2. The method for acquiring the voice training sample according to claim 1, wherein the step of adding the excess information at the break according to the preset rule comprises:

3. The method for acquiring the voice training sample according to claim 1, wherein the determining the number of tearing processes of the sound spectrogram according to the time length of the sound spectrogram comprises:

acquiring the time length of the sound spectrogram;

determining the tearing processing times of the sound spectrogram according to the time length;

and selecting the time points with the same number of times as the tearing times so as to tear the sound spectrogram for different times.

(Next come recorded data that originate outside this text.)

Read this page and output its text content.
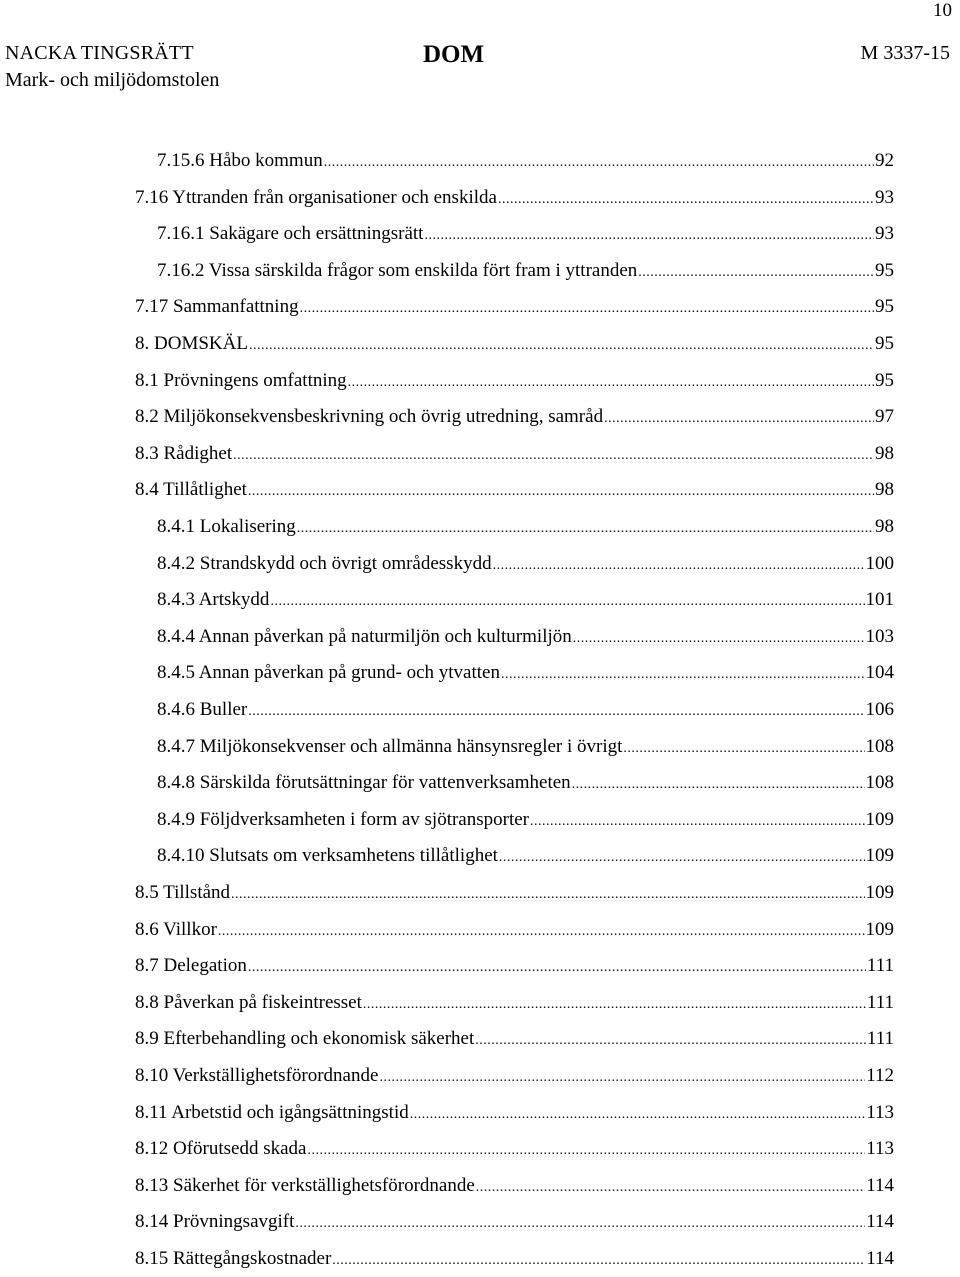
10
NACKA TINGSRÄTT
Mark- och miljödomstolen
DOM	M 3337-15
7.15.6 Håbo kommun .....	92
7.16 Yttranden från organisationer och enskilda .....	93
7.16.1 Sakägare och ersättningsrätt .....	93
7.16.2 Vissa särskilda frågor som enskilda fört fram i yttranden .....	95
7.17 Sammanfattning .....	95
8. DOMSKÄL .....	95
8.1 Prövningens omfattning .....	95
8.2 Miljökonsekvensbeskrivning och övrig utredning, samråd .....	97
8.3 Rådighet .....	98
8.4 Tillåtlighet .....	98
8.4.1 Lokalisering .....	98
8.4.2 Strandskydd och övrigt områdesskydd .....	100
8.4.3 Artskydd .....	101
8.4.4 Annan påverkan på naturmiljön och kulturmiljön .....	103
8.4.5 Annan påverkan på grund- och ytvatten .....	104
8.4.6 Buller .....	106
8.4.7 Miljökonsekvenser och allmänna hänsynsregler i övrigt .....	108
8.4.8 Särskilda förutsättningar för vattenverksamheten .....	108
8.4.9 Följdverksamheten i form av sjötransporter .....	109
8.4.10 Slutsats om verksamhetens tillåtlighet .....	109
8.5 Tillstånd .....	109
8.6 Villkor .....	109
8.7 Delegation .....	111
8.8 Påverkan på fiskeintresset .....	111
8.9 Efterbehandling och ekonomisk säkerhet .....	111
8.10 Verkställighetsförordnande .....	112
8.11 Arbetstid och igångsättningstid .....	113
8.12 Oförutsedd skada .....	113
8.13 Säkerhet för verkställighetsförordnande .....	114
8.14 Prövningsavgift .....	114
8.15 Rättegångskostnader .....	114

4. The method of claim 3, wherein the step of selecting the same number of time points as the number of times of the tearing process to perform the tearing process on the sound spectrogram for different times comprises:

and equally distributing the time points with the number corresponding to the tearing times in the time length so as to perform tearing on the sound spectrogram for different times.

5. The method for acquiring the speech training sample according to claim 1, wherein the step of separating the sound spectrograms on both sides of the tearing point in the time direction by using the time point as the tearing point to complete the tearing process on the sound spectrograms, and adding excessive information at the fracture according to a preset rule to obtain the tearing spectrograms comprises:

6. The method for acquiring a speech training sample according to claim 1, wherein the step of separating the sound spectrograms on both sides of the tearing point in the time direction by using the time point as the tearing point to complete the tearing process on the sound spectrograms, and adding excessive information at the fracture according to a preset rule to obtain the tearing spectrograms further comprises:

selecting a second spectrum block of a plurality of different frequency channels in the frequency direction on the tear spectrogram;

and applying a mask sequence to each second spectrum block to obtain a second mask spectrum map.

7. The method of claim 1, wherein the step of randomly selecting the time point in the time direction on the sound spectrogram comprises:

randomly selecting the time point in a temporal direction on the third mask spectrogram.

8. An apparatus for obtaining a speech training sample, comprising:

the selecting unit is used for determining the tearing processing times of the sound spectrogram according to the time length of the sound spectrogram;

and the tearing unit is used for separating the sound spectrograms on two sides of the tearing point in the time direction by taking the time point as the tearing point, completing the tearing processing of the sound spectrograms, adding excessive information at the breaking part according to a preset rule to obtain a tearing spectrogram, and taking the tearing spectrograms as the voice training samples, wherein the separation distance of the sound spectrograms on two sides of the tearing point is S, the S is a number randomly selected from the uniform distribution of [0, S ], and the S is a time deformation parameter.

9. A computer device comprising a memory and a processor, the memory storing a computer program, wherein the processor implements the steps of the method of any one of claims 1 to 7 when executing the computer program.

10. A computer-readable storage medium, on which a computer program is stored, which, when being executed by a processor, carries out the steps of the method of any one of claims 1 to 7.